Cloudflare recently released a major update to its default service rules, setting a September 15th deadline for the entire industry's AI companies. All AI vendors must separate search crawlers from model training and AI agent-specific crawlers. Mixed crawlers that have not been distinguished will be automatically blocked by the system when accessing pages with advertisements.
The new rules apply broadly, covering new platform customers, existing users creating new sites, and all free user websites equally. If a website administrator wants to allow mixed crawlers, they can only manually modify the backend configuration, and this adjustment directly changes the way AI companies acquire web content for training materials.

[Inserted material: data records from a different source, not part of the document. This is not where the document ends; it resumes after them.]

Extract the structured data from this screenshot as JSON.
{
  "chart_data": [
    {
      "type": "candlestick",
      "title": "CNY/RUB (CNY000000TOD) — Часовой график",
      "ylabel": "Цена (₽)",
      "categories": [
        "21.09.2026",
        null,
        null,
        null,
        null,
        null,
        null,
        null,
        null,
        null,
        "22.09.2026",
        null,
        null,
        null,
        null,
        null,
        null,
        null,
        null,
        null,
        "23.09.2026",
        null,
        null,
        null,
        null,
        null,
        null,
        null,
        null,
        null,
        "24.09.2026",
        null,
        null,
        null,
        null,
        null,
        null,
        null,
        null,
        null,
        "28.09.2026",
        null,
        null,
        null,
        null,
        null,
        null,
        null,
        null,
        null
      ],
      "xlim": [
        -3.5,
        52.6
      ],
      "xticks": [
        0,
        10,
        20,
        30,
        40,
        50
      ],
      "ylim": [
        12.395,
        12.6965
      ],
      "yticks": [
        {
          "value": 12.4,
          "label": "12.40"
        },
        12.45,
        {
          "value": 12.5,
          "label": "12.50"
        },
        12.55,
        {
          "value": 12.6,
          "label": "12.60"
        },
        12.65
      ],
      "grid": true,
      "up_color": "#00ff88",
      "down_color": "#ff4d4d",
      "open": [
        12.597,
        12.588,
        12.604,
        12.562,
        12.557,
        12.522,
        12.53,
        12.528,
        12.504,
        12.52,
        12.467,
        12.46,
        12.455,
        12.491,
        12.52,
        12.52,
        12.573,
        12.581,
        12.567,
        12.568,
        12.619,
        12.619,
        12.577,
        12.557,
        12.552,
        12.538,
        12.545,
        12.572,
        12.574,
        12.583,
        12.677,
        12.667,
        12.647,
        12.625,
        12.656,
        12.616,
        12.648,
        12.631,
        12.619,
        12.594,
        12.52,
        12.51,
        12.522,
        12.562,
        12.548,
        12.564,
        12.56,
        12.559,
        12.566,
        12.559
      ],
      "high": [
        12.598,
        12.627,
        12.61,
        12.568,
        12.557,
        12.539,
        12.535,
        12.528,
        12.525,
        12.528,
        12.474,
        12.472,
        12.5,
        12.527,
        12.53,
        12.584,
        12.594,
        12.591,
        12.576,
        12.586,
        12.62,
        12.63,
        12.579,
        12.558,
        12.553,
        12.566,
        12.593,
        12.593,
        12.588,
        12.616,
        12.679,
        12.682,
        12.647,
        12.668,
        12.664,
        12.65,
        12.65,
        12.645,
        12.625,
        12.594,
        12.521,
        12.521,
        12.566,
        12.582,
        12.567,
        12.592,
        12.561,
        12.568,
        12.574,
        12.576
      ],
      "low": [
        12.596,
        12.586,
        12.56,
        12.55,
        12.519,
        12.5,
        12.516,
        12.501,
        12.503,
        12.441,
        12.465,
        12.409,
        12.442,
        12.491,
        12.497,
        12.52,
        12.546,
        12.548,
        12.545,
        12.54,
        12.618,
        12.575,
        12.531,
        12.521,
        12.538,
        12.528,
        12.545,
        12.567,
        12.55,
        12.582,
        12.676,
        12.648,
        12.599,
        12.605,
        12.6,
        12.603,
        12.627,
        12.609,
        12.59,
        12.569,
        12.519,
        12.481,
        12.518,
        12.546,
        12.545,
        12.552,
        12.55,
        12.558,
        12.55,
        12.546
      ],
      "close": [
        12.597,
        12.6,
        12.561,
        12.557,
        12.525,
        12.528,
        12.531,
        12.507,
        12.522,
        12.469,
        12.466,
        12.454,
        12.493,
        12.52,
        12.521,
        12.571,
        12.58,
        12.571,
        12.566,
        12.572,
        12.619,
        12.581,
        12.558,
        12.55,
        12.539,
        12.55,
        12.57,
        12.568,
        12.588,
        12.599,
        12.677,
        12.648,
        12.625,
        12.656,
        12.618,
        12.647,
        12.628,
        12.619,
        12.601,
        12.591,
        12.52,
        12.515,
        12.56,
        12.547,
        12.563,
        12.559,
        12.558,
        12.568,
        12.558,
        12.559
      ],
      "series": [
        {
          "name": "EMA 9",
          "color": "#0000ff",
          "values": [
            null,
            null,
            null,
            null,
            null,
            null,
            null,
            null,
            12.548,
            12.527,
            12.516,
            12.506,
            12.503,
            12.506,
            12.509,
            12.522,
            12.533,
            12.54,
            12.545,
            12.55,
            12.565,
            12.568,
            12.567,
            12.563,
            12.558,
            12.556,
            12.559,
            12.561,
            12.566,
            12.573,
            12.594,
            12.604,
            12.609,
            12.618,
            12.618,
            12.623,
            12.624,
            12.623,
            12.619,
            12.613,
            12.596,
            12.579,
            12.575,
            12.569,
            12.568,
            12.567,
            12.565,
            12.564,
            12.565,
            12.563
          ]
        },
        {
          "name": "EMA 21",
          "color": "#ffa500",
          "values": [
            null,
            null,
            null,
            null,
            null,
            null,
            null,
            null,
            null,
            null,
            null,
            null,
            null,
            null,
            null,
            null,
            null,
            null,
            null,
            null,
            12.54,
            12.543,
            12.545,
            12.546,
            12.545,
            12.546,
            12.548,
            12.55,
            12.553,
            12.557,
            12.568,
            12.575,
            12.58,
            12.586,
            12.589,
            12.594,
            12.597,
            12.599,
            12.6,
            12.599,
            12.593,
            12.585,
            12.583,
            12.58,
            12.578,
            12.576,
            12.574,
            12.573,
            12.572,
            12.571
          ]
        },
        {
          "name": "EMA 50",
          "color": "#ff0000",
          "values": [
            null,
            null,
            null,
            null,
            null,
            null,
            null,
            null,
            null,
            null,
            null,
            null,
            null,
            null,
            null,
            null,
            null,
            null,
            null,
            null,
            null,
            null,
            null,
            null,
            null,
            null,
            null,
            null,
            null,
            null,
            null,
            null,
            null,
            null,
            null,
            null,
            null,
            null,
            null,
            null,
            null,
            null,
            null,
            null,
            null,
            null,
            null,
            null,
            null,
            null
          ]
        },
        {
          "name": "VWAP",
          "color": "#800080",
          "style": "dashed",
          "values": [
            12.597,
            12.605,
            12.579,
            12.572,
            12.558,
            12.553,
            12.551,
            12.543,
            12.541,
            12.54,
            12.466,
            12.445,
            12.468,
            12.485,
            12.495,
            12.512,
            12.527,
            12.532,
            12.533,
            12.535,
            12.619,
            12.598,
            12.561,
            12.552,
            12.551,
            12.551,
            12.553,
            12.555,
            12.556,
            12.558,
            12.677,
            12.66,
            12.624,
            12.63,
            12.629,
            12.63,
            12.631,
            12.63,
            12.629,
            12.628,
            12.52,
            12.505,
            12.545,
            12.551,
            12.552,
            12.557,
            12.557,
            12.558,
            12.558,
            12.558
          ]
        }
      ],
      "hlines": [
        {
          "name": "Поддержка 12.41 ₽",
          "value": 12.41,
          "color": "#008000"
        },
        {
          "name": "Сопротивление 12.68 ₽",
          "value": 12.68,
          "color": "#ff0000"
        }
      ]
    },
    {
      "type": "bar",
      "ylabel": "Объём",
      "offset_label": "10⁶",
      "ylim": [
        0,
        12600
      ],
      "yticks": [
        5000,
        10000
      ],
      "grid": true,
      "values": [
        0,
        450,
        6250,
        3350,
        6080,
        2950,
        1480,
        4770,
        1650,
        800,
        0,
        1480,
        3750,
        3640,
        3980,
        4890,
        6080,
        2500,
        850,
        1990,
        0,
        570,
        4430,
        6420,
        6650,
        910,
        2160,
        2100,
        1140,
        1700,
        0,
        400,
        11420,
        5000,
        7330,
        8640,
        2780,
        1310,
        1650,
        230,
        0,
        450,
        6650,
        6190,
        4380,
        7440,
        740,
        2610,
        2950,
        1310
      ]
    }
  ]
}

Many site administrators are willing to open their content for traditional search engines to index, but they do not want their intellectual property to be collected and trained on without compensation. Cloudflare explicitly stated that Google's crawler has both search and AI data collection functions, making it difficult for websites to only open search while blocking AI training crawling. Google responded by introducing a dedicated robot tool for sites to block AI training access without affecting search indexing.
However, its core crawler will still simultaneously collect data for the built-in AI features of the search engine, making it difficult to completely separate search and AI data needs. The platform CEO stated that robot traffic has long exceeded human visits, and the industry ecosystem urgently needs to regulate various crawling behaviors.
Cloudflare continues to enhance content protection tools, upgrading from the 2024 anti-AI crawler tool to a new value-based billing model. Previously, the platform charged based on the number of crawls, but now it has upgraded to Pay Per Use, calculating fees based on the actual revenue generated by the content in AI. Data shows that over half of AI crawlers repeatedly crawl pages without updates, and the payment mechanism can reduce invalid traffic, increasing income for creators.
The current payment plan has already been piloted with two AI companies, allowing site administrators to directly receive revenue after their content is used by AI products. In an environment where copyright regulation is becoming stricter, the new rules force AI companies to improve the transparency of their crawling activities, giving web creators more control over their content.